Revenons à l’action sur scène. La frénésie du succès devient la vie quotidienne d’Odette. Mais c’est un succès qui ne lui appartient pas. La scène suivante, première au retour de l’entracte, est d’une grande violence symbolique : les trois designers manipulent Odette, et son corps, à leur guise. Sur des écrans verticaux en fond de scène, on voit un corps (celui d’Odette), marqué de nombreuses indications, autant de retouches à y faire. Les trois ‘’méchants’’ déshabillent violemment Odette, qui dansait avec une robe toute simple, de celle qu’elle portait à l’école. L’agressivité est ici toute masculine, lourde de messages. On lui impose un tutu/corset (lumineux!) futuriste, affublé d’un bustier en pointe comme celui de Jean-Paul Gaultier réalisé pour Madonna. 

Odette joue le jeu, mais finit par se lasser. Elle se révolte, suscitant l’apparition de quatre cygnes blancs, des échos de son identité submergée par un rôle qui n’est pas le sien. La bataille fait rage avec les trois designers, qui refusent de perdre leur pouvoir sur la jeune femme. À travers tout cela, Siegfried fait bien piètre figure. Il tente de protéger Odette, mais est assez facilement écarté. C’est Odette, seule, qui mène désormais le jeu, qui déchire ses liens avec ce monde qui a failli l’engloutir. 

Ironie notable : après leur échec, les trois designers se retrouvent dans l’abribus vu plus tôt et croisent Odile qui elle aussi semble se remettre en question. Un symbole me semble porter cette réflexion : ses cheveux sont détachés, laissés libres de flotter et ondoyer dans les mouvements. 

Intuition juste, car dans la scène suivante, la dernière du spectacle, Odette a aussi laissé ses cheveux libres. Ça se termine dans une scène d’apaisement, où Odette s’enlace avec Siegfried, avec d’autres couples derrière, dans l’ombre. Cela n’a rien d’une finale en conte de fée, la jeune femme ne trouve pas le réconfort ultime dans les bras de l’amant. Ici, j’ai plutôt eu l’impression que c’est Siegfried qui est le réconforté. Odette lui fait une faveur en l’aimant, malgré son insignifiance. 

Un peu de magie malgré tout

Dans l’ensemble, Ivan Cavallari offre une relecture intéressante et efficacement modernisée du conte classique. Le message est certes assez évident, voire peu subtil. Mais il apparaît néanmoins encore nécessaire de le répéter, au regard du bouillonnement rétrograde qui s’active en ce moment dans le monde. 

Quand on va voir le Lac des Cygnes, et malgré le passéisme du discours social qui s’y adjoint, on aime être émerveillés. On aime entrer dans le conte et dans la féérie. Le grand piège de cette actualisation était d’en faire un truc socio-politique, un véhicule à message engagé, avec des propos sérieux évacuant complètement le sens de la magie et de l’envoûtement. 

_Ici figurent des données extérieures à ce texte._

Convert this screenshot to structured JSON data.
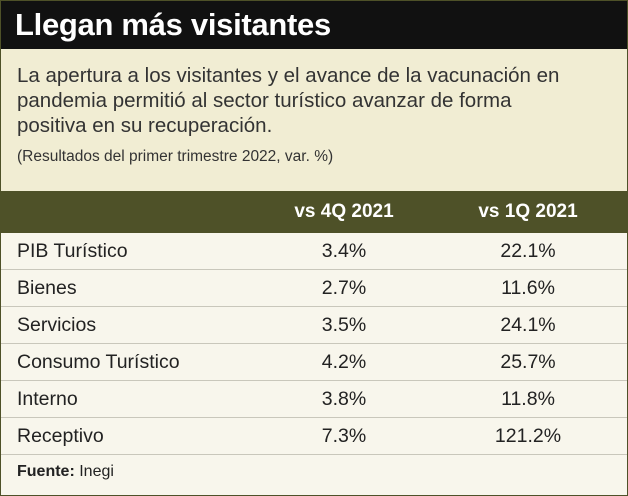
{
  "header": {
    "title": "Llegan más visitantes",
    "subtitle": "La apertura a los visitantes y el avance de la vacunación en pandemia permitió al sector turístico avanzar de forma positiva en su recuperación.",
    "note": "(Resultados del primer trimestre 2022, var. %)"
  },
  "table": {
    "columns": [
      "vs 4Q 2021",
      "vs 1Q 2021"
    ],
    "rows": [
      [
        "PIB Turístico",
        "3.4%",
        "22.1%"
      ],
      [
        "Bienes",
        "2.7%",
        "11.6%"
      ],
      [
        "Servicios",
        "3.5%",
        "24.1%"
      ],
      [
        "Consumo Turístico",
        "4.2%",
        "25.7%"
      ],
      [
        "Interno",
        "3.8%",
        "11.8%"
      ],
      [
        "Receptivo",
        "7.3%",
        "121.2%"
      ]
    ]
  },
  "source": {
    "label": "Fuente:",
    "text": "Inegi"
  }
}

Cavallari a opté pour un entre-deux, d’où l’étiquette de Réalisme magique qu’il a lui-même apposé à sa création. Si bien qu’en finalité, ce Lac modernisé ne se retrouve pas totalement dénué de merveilleux. La magie s’infiltre encore à travers les symboles, à travers les allégories, à travers l’onirisme éveillé d’Odette. Cela dit, certaines scènes épurées à l’extrême, comme le premier pas de deux devant un vaste rideau bleu, auraient quand même profité d’un environnement plus évocateur, qu’il soit classique ou moderne. On avait l’impression d’une certaine sécheresse émotionnelle. 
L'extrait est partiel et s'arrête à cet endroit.